Девушка невольно подняла взгляд и встретилась с серыми, выцветшими глазами. Пожилая женщина внимательно изучала ее лицо. А потом морщинистые губы старухи искривились в довольной ухмылке. Она отличалась от присутствующих: гордо вскинутая голова и прямая осанка говорили о знатном происхождении. А ее дорогое черное платье, сшитое по последней моде, «кричало» еще и о достатке. Странно, насколько было известно Кэтрин, господа никогда не занимались покупкой прислуги, это слишком низко для их достоинства. Но пожилая дама сама лично выбрала девушку и теперь терпеливо ожидала, когда к ней подведут новую «покупку».
- Покажи зубы, - брезгливо произнес сопровождающий той женщины, и в ответ Кэт небрежно оскалилась. Ее все же выбрали. Да и на что она надеялась, когда юная девушка явно выделялась среди этого грязного отребья?!
- Сколько хочешь за нее? - обратилась старуха к торговцу. Тот назвал цену, которая явно была завышена. Однако пожилая дама не стала торговаться, а швырнула ему кошелек, который торговец даже не удосужился поймать. Озираясь по сторонам, этот мерзкий тип упал на колени и двумя руками вцепился в свою ценность. Сжав грязными пальцами кошелек, он потряс им, проверяя тяжесть, и ощерился, оголяя гнилые зубы. Да, вряд ли ему удалось бы столько заработать, продай он сегодня всех рабов.

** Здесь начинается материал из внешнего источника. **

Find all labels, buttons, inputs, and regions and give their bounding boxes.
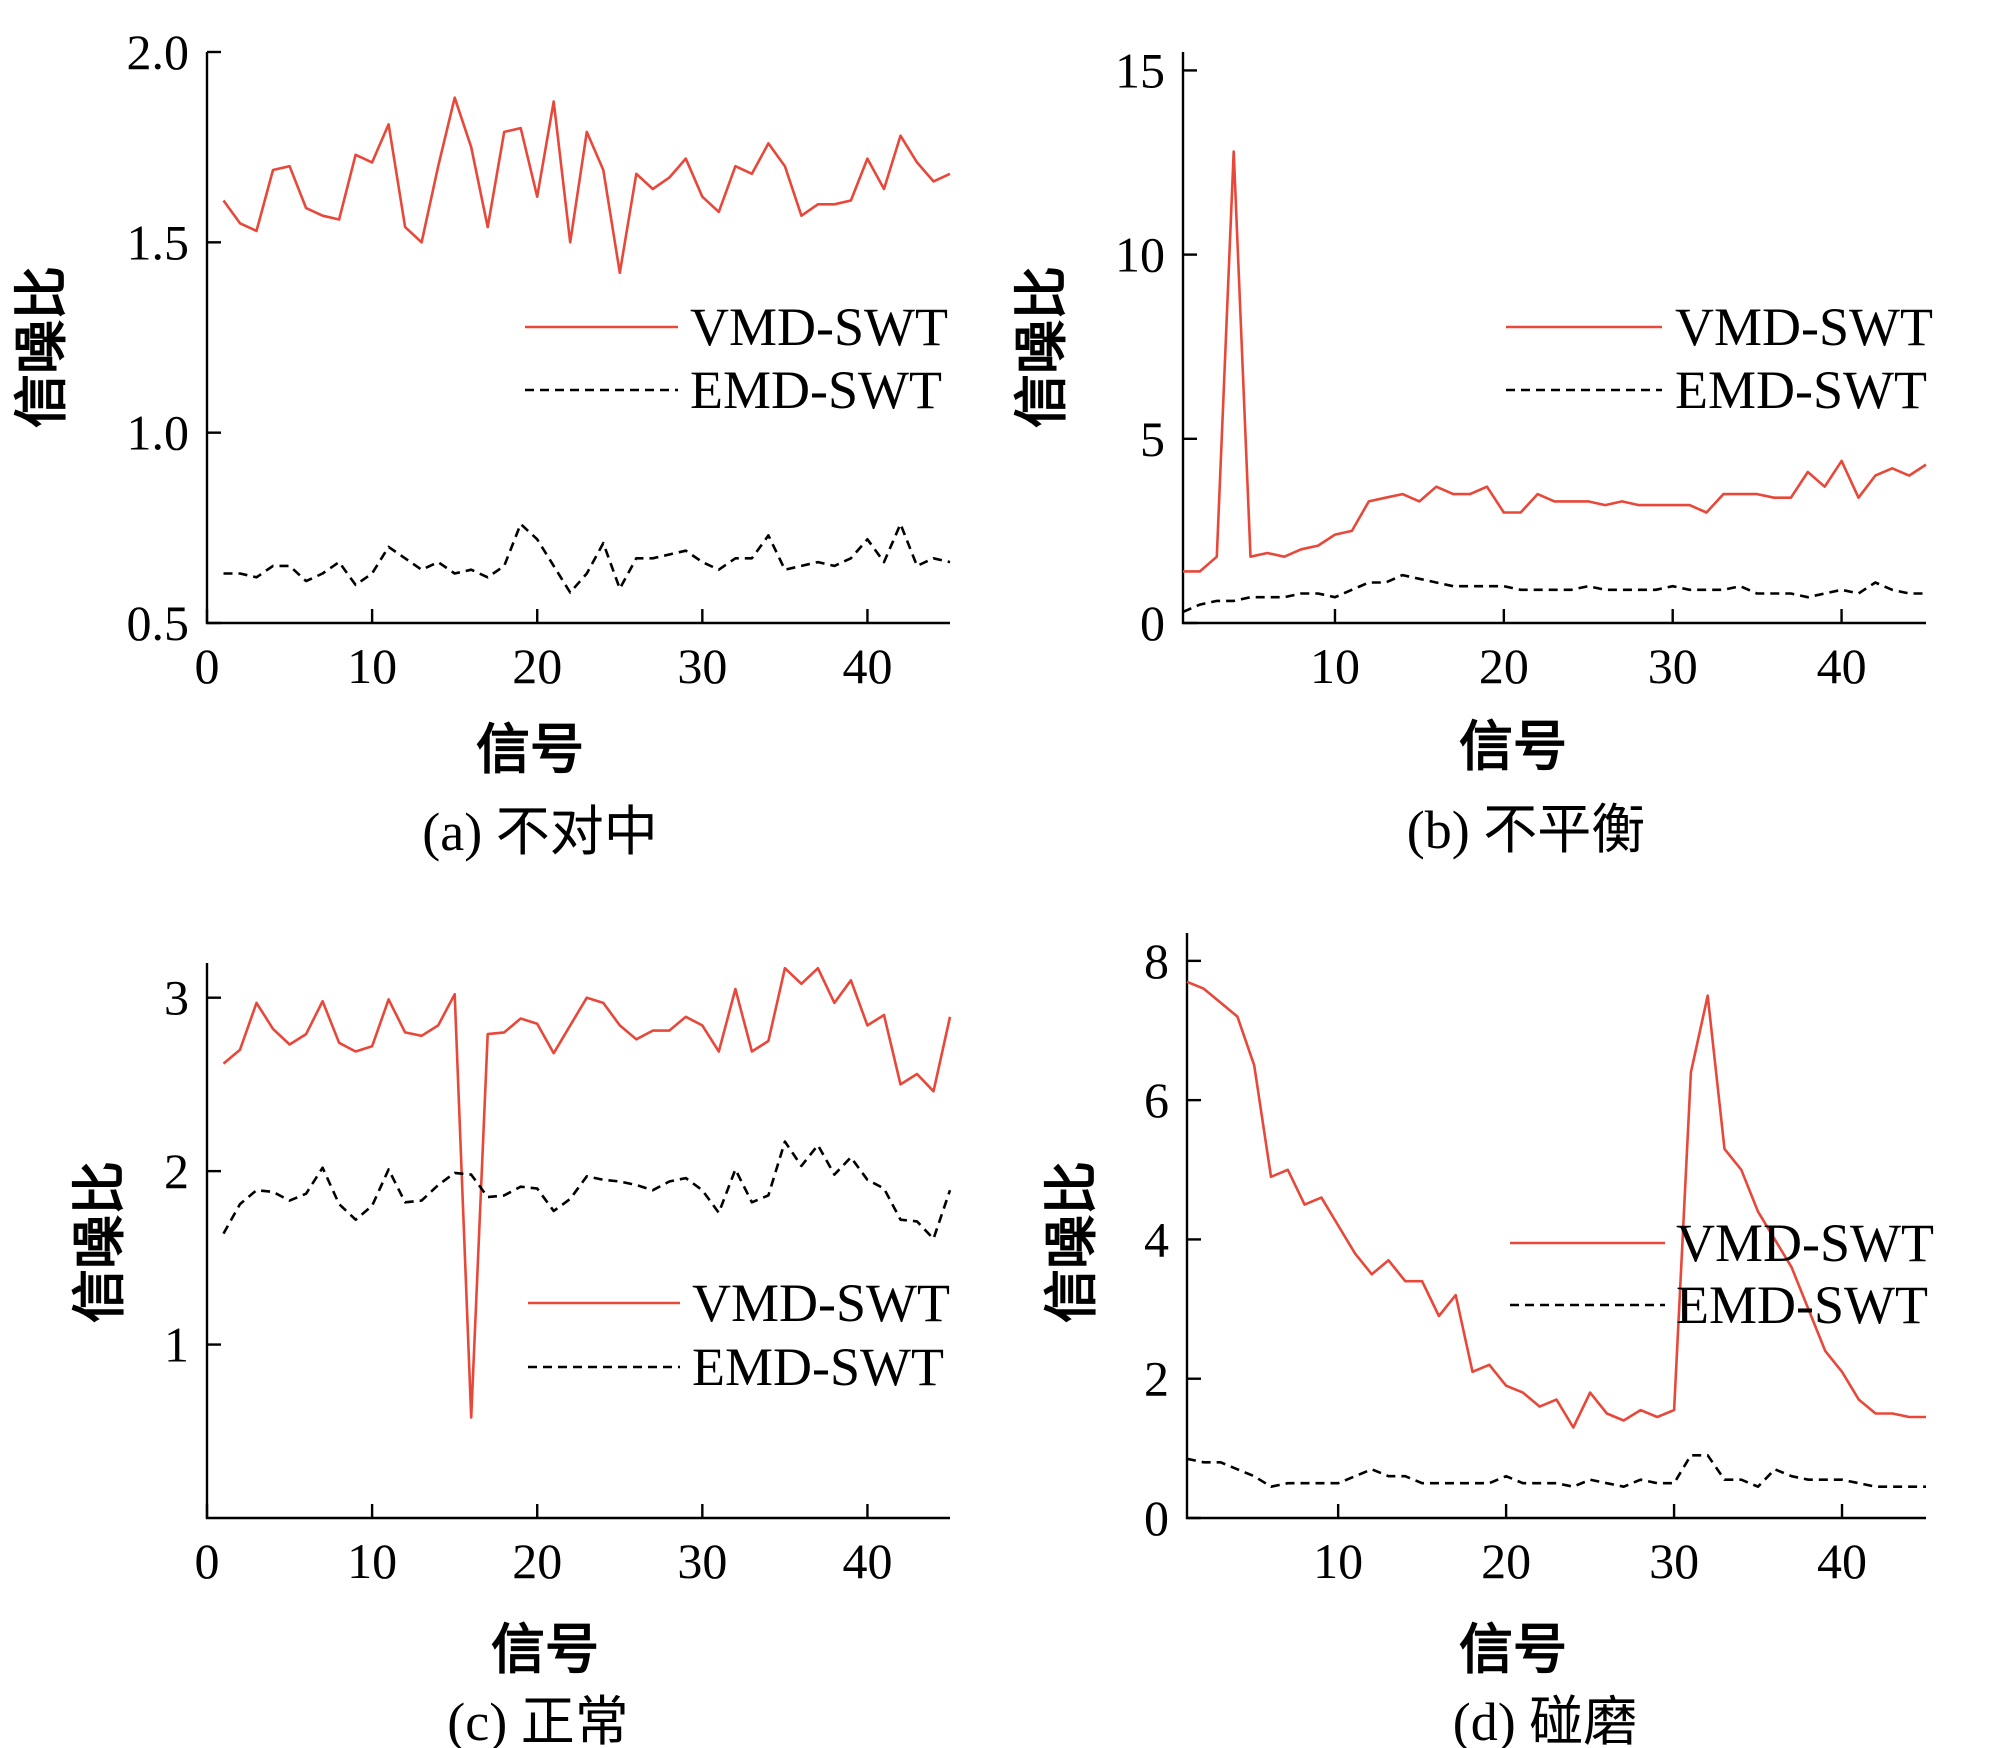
x-tick-label: 30 [1648, 638, 1698, 694]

Кэтрин, видимо, отличалась от остальных невольников юным возрастом, свежим цветом лица и не совсем поношенной одеждой. Как девушка оказалась среди них? Уж точно не по своей воле. Сбегая из поместья, в котором родилась и работала все свои восемнадцать лет, она не учла, что далеко без бумаги, подтверждающей свободу, ей не уйти. Так и случилось. В первый же день после побега на пути Кэт повстречались торговцы людьми. Негодяи тут же заприметили девушку и не поверили ее рассказам о том, что она якобы гостила у сестры, а теперь возвращается домой. В ответ они потребовали назвать фамилию хозяина, которому та принадлежит, но девушка не могла этого сказать. И впрямь Кэтрин не знала, что ее больше пугает, - оказаться невольницей среди рабов или же в постели графа Даррелла. До недавнего времени девушка прислуживала в поместье, не гнушаясь тяжелой работы. Но все изменилось, когда граф обратил на нее внимание. Да, старый кобель не упускал возможности увлечь в свою постель очередную молоденькую горничную, и об этом знали все. Впервые Кэт услышала о пристрастиях хозяина от матери в тот же момент, когда узнала, что он – ее отец. Мама девушки открыла страшную тайну, лишь находясь на смертном одре, строго наказав ни одной живой душе не рассказывать об этом. Граф не только не любил детей, но и не удосужился обзавестись наследниками с покойной женой. И в придачу жестоко истреблял внебрачных. Стоило ему заподозрить, что одна из его любовниц беременна, он тут же отправлял ее к повитухам. А некоторые, зная об отсутствии наследника, пытались навязать ему своих чад в надежде на лучшую жизнь. Только Даррелл заявлял, что ублюдки ему не нужны, и с детьми странным образом случались несчастья. Матери Кэтрин удалось чудом уберечь дитя. Женщина до последнего скрывала о своей беременности, а затем придумала легенду о том, что «понесла» от кузнеца из соседней деревни. Она не претендовала на титул и наследство, хотела лишь, чтоб дочь жила. Но девочка росла и становилась на редкость красивой, что было некстати рядом с похотливым господином. Как и подозревала мать, граф обратил внимание на Кэтрин, только матери уже не было на белом свете. Да если и была бы, вряд ли смогла защитить бедную дочь. С того дня девушка только и думала о том, как избежать домогательств отца. И это ей удавалось до тех пор, пока Дарреллу не надоели игры. Одним осенним вечером он приказал Кэтрин незамедлительно явиться в его покои. И она не могла не подчиниться, зная, что за непослушанием последует жестокое наказание.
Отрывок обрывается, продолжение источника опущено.